A High Court judge said the 23-month-old may be allowed home from Alder Hey Children’s Hospital, where his life support was withdrawn.
But Mr Justice Hayden refused to allow Tom Evans and Kate James to move their son to a hospital in Rome.
The Court of Appeal judges have retired to consider their decision.
At the start of the hearing, three senior judges heard Alfie, whose life support was removed on Monday, was “struggling”.
Jason Coppel QC, representing Ms James, said she had told him her son needed “immediate intervention”.
‘Clutching at straws’
Paul Diamond, acting for Mr Evans, told judges he had spoken to his client before the hearing, who had told him to “save my boy”.
“He would leave no stone unturned… He is clutching at straws,” he said.
Mr Diamond argued that there had been a “significant change of circumstances” because Alfie was still breathing after life support treatment stopped on Monday evening.
He said an “alternative” was available, and a military air ambulance was on standby “at the request of the Pope”.
“We submit there is a likelihood of Alfie having some pleasure in life,” Mr Diamond said.
But appeal judge Lady Justice King disagreed.
She said evidence showed that, while Alfie was unlikely to feel pain, “tragically everything that would allow him to have some appreciation of life, or even the mere touch of his mother, has been destroyed irrevocably”.
Michael Mylonas QC, for Alder Hey Children’s Hospital, said Mr Diamond had accepted “categorically” before the appeal court and before Mr Justice Hayden that “there is no new medical evidence to contradict the evidence” that was before the High Court in February.
“It was never suggested that death would be instantaneous.”
He said Alfie has previously survived six to 10 days without a ventilator and it has “never been said to [his] family that Alfie would die immediately or before sundown”.

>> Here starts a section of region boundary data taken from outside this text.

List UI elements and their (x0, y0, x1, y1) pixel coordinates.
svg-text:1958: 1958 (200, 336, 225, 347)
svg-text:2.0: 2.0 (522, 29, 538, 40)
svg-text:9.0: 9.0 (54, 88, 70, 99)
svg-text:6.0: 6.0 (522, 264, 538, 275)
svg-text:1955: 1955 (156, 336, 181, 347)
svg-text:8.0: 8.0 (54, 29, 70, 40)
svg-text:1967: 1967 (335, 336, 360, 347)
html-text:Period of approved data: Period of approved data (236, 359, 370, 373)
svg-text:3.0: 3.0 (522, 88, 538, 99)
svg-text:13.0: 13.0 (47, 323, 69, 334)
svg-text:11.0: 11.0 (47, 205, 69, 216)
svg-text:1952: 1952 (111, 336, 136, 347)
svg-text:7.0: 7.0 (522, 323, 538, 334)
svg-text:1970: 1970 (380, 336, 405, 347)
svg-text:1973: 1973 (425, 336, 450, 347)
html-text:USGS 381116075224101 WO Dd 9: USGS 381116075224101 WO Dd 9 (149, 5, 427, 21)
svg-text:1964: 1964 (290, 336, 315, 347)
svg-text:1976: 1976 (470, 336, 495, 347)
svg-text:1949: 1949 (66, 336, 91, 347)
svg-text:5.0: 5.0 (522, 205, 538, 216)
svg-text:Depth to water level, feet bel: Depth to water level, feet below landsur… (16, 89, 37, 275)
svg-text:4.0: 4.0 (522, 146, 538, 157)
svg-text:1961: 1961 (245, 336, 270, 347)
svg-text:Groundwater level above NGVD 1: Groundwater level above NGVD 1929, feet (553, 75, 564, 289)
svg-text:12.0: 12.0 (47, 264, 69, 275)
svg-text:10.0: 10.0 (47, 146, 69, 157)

Mr Mylonas said the “tragedy” for the parents was that Alfie looked like a normal child.
Outside court, two people believed to be German air ambulance staff were escorted from Alder Hey by police.
They were seen speaking to members of the Evans family.
On Tuesday, his parents, backed by the Christian Legal Centre, brought a fresh application for Alfie to be moved from Liverpool to the Vatican-linked Bambino Gesu Hospital in Rome.